Personal information
- Full name: Joseph Charles Pabst
- Born: 1870 Eaglehawk, Victoria, Australia
- Died: 19 May 1924 (aged 53–54) Wellington, New Zealand
- Batting: Right-handed
- Role: Batsman, occasional wicket-keeper

Domestic team information
- 1894/95–1897/98: Auckland

Career statistics
| Competition | First-class |
| Matches | 5 |
| Runs scored | 71 |
| Batting average | 8.87 |
| 100s/50s | 0/0 |
| Top score | 20 |
| Balls bowled | 12 |
| Wickets | 0 |
| Bowling average | – |
| 5 wickets in innings | – |
| 10 wickets in match | – |
| Best bowling | – |
| Catches/stumpings | 5/1 |
- Source: Cricinfo, 22 September 2024

= Joseph Pabst =

New Zealand cricketer and physician (1870–1924)

Joseph Charles Pabst (1870 – 19 May 1924) was a New Zealand cricketer and doctor. He played five first-class matches for Auckland between 1894 and 1898, and practised as a doctor in Auckland and Wellington.

==Life and career==
Pabst's father was a German who migrated to Australia in 1860 and settled on the Bendigo goldfields, where he established a business as a butcher. Pabst was one of four children, two boys and two girls. He studied medicine at the University of Melbourne, graduating as a Bachelor of Medicine in 1892, was awarded first-class honours in 1893, when he was acting resident surgeon at the Melbourne Women's Hospital, and graduated as a Doctor of Medicine in 1897. He took up a position as house physician at Auckland Hospital in September 1894.

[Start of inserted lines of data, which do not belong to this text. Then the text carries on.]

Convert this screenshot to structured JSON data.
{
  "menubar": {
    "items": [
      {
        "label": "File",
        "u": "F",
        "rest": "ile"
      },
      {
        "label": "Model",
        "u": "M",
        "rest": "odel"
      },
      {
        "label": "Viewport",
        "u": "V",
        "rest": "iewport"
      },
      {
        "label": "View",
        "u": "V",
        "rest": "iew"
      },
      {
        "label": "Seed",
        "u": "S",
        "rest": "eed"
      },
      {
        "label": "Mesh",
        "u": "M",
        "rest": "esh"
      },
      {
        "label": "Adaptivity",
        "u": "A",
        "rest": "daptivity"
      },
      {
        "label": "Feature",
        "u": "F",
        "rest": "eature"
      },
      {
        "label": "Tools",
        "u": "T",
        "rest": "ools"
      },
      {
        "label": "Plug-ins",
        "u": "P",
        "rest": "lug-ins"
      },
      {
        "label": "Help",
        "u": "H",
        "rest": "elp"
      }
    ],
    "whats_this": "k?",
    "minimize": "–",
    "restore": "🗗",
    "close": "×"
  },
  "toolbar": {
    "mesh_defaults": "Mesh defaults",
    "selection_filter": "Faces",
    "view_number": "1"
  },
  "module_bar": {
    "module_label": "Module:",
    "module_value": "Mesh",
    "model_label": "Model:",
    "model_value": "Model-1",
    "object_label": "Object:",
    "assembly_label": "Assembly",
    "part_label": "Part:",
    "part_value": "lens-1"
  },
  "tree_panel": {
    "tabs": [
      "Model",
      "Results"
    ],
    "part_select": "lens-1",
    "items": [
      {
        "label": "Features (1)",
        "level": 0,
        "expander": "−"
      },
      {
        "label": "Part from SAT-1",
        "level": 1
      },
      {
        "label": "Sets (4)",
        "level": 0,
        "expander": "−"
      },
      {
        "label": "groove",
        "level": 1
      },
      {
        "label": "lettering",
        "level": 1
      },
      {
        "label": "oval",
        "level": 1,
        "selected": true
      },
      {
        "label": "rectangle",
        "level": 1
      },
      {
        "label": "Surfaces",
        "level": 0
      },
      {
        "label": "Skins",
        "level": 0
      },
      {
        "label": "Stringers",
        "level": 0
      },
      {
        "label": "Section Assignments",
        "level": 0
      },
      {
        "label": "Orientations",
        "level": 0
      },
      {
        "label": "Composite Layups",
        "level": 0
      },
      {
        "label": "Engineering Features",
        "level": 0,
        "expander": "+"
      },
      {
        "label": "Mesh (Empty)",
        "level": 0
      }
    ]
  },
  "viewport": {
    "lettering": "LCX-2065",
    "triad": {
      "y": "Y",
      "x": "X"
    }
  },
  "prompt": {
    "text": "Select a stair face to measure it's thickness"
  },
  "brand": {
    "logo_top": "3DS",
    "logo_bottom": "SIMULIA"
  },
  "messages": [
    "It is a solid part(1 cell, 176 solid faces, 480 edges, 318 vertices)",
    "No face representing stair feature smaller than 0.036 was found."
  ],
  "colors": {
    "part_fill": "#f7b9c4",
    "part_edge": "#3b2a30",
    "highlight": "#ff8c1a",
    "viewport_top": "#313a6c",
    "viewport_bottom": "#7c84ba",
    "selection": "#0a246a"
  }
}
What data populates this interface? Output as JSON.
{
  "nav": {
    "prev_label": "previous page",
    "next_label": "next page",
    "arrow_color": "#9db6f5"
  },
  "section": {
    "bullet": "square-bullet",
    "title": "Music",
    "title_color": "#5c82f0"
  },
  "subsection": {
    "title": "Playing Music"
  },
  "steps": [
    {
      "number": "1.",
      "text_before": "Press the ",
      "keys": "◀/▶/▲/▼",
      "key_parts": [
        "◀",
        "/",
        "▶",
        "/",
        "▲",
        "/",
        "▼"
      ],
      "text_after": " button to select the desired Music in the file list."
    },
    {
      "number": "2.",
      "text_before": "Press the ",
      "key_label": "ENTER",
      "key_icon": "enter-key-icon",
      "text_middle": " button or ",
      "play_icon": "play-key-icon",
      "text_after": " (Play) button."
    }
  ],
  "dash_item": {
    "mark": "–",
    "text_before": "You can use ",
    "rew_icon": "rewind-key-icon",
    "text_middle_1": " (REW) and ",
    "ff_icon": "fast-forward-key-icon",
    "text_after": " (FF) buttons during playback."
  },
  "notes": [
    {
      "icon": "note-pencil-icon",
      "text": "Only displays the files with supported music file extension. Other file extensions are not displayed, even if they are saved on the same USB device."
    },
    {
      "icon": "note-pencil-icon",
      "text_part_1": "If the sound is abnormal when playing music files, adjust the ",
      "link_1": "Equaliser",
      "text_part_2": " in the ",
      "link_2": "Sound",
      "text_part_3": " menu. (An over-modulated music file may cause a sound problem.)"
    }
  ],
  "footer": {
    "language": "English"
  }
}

Pabst played cricket as a batsman and occasional wicket-keeper. Playing for the Gordon club in senior Auckland cricket, he was one of the leading batsmen in the competition in 1894–95. He made his first-class cricket debut in January 1895, captaining Auckland to victory over the touring Fijians.

Pabst married Frederica Isabel Peacocke in Auckland in August 1901. They moved to Wellington in 1922, where he went into private practice. He injured himself when he slipped on the stairs outside his surgery and died a few weeks later in May 1924, leaving a widow and several daughters.